Logitech G310 Atlas Dawn Review
Something to note before we begin: I reviewed Logitech's G910 mechanical keyboard a few months ago, and didn't like it. Well, that's a bit of an oversimplification: I liked a lot about it, but the G910 had some major design flaws that ended upbeing a deal-breaker for me. You can go back to the site archives and read about my thoughts here, but the gist of it is that their proprietary Romer-G switches are super sensitive, and when these are paired with the G910's poorly designed keycaps, you end up with much higher incidence of mishit keys. To put it mildly, this could get really annoying over time.
Unfortunately for the Logitech G310 Atlas Dawn, it hails from the same product generation, and ergo has the same sensitive Romer-G switches and the same terrible keycap design. After using the G310 as my daily driver for four weeks I can personally confirm that same aforementioned deal-breaker flaw persists here. (If you're considering purchasing the G310, you may want to read that review first.) So for the sake of brevity and my own sanity I will not be addressing the flaw in this review, because like the G910, there's a lot to like about this keyboard.
The Logitech G310 Atlas Dawn is a tenkeyless (TKL) mechanical keyboard. Lookswise, it features the same loud asymmetrical design as the G910 and electric blue on black color scheme you'd find on the other peripherals in the Logitech G lineup. However unlike the G910 with its full RGB LEDs, the Atlas Dawn's LEDs are a single color: electric blue. To be fair, it's a very pretty shade of blue.
But you know what? If you're in the market for a TKL, you probably want to cut down on the frills anyway. Frills like fancy RGB controller PCBs take up valuable workstation real estate and add unnecessary heft. Oh, and they also cost more.
So enough about what the G310 lacks. What does the G310 actually have? Well, for its remarkably compact frame, they've managed to squeeze in a full qwerty layout sans numpad, F1-F12 top row keys with alternate media control functions, and two extra buttons: one to toggle the LED backlighting on and off, and the other to helpfully disable unwanted (read: Windows) key presses during gaming. You've also got a pull out piece of blue plastic with rubber feet that's meant to hold your Android or iOS device. When used with Logitech's Arx Control mobile app and with Logitech Gaming Software installed on your PC, this turns your phone into a second screen. Logitech calls this a "Repositionable Arx Control Dock." I call it a removable phone holder.
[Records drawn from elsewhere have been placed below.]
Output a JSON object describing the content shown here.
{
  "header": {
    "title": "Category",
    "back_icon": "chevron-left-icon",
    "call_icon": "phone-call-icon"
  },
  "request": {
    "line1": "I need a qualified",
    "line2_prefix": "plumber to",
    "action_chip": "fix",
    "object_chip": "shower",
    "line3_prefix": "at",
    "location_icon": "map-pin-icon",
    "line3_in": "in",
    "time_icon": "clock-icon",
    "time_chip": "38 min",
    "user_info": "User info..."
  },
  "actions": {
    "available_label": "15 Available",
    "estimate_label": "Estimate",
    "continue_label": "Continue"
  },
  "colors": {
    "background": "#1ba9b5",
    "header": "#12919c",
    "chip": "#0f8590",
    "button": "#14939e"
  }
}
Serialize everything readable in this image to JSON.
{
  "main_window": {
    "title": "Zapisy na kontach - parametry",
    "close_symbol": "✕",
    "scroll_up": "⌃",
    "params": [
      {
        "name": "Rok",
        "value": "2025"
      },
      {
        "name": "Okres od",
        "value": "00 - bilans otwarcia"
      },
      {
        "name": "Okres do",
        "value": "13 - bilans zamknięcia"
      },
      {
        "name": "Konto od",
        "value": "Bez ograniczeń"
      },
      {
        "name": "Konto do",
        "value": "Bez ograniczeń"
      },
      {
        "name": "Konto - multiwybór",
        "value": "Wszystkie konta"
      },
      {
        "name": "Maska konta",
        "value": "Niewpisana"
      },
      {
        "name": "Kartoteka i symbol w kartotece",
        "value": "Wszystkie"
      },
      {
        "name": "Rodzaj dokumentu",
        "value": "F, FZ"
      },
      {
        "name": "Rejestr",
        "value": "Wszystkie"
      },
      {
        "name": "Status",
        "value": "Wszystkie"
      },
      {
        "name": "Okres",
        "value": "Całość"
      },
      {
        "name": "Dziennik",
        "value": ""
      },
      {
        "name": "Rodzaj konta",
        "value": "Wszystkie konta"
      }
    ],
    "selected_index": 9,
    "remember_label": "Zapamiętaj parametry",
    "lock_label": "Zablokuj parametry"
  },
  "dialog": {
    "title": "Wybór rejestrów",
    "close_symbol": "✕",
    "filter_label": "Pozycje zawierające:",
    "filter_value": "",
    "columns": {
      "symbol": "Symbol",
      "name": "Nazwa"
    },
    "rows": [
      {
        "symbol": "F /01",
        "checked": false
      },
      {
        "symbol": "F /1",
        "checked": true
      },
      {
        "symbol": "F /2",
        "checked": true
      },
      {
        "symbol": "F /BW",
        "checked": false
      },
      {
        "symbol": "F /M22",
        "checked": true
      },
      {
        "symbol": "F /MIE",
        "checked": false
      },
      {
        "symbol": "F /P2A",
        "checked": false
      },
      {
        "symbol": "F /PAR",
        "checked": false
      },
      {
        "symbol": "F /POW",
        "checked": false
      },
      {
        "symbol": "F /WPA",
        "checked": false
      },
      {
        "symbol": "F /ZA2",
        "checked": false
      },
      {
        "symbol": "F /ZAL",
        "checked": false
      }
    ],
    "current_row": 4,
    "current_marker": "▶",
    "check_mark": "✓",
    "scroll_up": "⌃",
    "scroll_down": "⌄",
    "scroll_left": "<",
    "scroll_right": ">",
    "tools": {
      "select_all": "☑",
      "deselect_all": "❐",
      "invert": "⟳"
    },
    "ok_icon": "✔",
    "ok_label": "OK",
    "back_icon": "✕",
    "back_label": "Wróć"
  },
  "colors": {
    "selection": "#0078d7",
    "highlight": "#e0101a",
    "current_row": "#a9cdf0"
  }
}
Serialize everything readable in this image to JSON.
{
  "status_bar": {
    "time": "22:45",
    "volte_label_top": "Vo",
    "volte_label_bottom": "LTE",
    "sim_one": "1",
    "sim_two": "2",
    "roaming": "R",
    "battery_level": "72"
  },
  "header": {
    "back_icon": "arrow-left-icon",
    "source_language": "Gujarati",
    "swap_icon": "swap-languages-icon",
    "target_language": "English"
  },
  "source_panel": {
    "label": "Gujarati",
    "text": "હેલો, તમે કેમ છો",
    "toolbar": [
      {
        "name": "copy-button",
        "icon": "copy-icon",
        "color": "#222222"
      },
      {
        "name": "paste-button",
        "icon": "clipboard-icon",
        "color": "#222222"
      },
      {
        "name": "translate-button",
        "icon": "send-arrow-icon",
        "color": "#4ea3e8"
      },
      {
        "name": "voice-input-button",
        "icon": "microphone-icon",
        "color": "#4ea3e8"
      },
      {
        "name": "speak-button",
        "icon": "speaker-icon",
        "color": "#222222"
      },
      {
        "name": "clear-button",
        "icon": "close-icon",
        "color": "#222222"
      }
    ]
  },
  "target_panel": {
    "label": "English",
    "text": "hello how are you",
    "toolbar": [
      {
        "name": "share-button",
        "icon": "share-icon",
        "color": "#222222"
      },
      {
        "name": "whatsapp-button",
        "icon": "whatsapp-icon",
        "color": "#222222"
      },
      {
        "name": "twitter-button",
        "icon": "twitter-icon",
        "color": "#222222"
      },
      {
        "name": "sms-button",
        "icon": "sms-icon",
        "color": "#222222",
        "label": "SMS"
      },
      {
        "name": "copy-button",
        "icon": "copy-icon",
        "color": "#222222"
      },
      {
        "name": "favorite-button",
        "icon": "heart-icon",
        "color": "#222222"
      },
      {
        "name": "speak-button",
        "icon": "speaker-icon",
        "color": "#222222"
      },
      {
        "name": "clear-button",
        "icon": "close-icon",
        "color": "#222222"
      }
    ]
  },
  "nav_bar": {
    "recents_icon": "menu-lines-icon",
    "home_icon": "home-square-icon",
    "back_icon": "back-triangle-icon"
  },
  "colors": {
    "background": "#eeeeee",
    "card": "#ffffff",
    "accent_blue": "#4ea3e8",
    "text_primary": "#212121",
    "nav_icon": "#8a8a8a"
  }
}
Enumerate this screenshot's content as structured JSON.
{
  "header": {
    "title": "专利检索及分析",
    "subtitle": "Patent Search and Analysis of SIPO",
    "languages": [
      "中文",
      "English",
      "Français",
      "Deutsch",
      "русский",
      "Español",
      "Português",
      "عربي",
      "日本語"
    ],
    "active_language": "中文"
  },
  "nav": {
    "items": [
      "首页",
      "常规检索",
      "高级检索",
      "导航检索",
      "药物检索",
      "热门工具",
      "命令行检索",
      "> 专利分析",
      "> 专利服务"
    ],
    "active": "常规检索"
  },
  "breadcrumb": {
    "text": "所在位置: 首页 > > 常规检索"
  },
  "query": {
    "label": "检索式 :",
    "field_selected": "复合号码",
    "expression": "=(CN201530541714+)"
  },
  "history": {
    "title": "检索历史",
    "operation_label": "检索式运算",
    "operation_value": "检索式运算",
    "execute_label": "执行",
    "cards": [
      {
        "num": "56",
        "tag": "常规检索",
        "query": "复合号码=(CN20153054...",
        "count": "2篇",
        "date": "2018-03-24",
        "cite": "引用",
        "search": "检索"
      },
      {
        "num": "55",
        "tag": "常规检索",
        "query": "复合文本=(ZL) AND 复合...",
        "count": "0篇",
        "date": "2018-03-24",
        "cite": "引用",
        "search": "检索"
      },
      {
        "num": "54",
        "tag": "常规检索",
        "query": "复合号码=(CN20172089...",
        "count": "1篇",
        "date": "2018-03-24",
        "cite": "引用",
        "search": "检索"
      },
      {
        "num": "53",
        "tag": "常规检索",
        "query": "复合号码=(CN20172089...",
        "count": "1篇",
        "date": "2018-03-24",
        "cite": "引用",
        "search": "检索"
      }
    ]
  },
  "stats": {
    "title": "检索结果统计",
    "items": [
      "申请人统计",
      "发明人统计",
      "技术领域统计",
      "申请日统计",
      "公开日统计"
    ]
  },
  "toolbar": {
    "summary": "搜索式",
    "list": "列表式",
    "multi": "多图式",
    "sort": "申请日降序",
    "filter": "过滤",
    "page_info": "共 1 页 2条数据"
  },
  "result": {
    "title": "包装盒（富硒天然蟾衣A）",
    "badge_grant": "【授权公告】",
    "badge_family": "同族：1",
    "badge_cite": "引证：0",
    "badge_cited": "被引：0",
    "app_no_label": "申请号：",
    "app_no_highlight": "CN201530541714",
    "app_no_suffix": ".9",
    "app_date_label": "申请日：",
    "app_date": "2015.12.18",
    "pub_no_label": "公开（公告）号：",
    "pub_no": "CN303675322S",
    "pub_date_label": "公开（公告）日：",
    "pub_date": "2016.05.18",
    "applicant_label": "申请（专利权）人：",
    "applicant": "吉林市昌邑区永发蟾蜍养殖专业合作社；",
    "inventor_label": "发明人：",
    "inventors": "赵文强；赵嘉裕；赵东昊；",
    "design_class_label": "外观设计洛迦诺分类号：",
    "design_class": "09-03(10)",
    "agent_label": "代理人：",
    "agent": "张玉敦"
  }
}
But the thing that's truly remarkable about the G310 is its weight, which comes in at only 765 grams. That's incredible for a mechanical keyboard! Heck, I've owned regular membrane keyboards that weigh more than this. And despite this lack of bulk, during the time I used this keyboard, I never once had a problem with slippage. And that's not to say that the G310 feels cheap. On the contrary, it benefits from Logitech's peripherals pedigree and feels really well constructed.
In conclusion, this is a very basic gaming TKL. It's light on features, but it has everything you really need in a gaming keyboard. It's also literally light: this is one of the lightest, if not the lightest keyboards I've ever used. The MSRP is a little steep at S$179 considering this keyboard's basic functionality, but that means you also get a standard 2 year manufacturer's warranty from a reputable company. It's not for me because papa needs his numpad for work, but if you're in the market for an entry-level mechanical TKL, you may want to give this a shot. Maybe just don't play Typing of The Dead.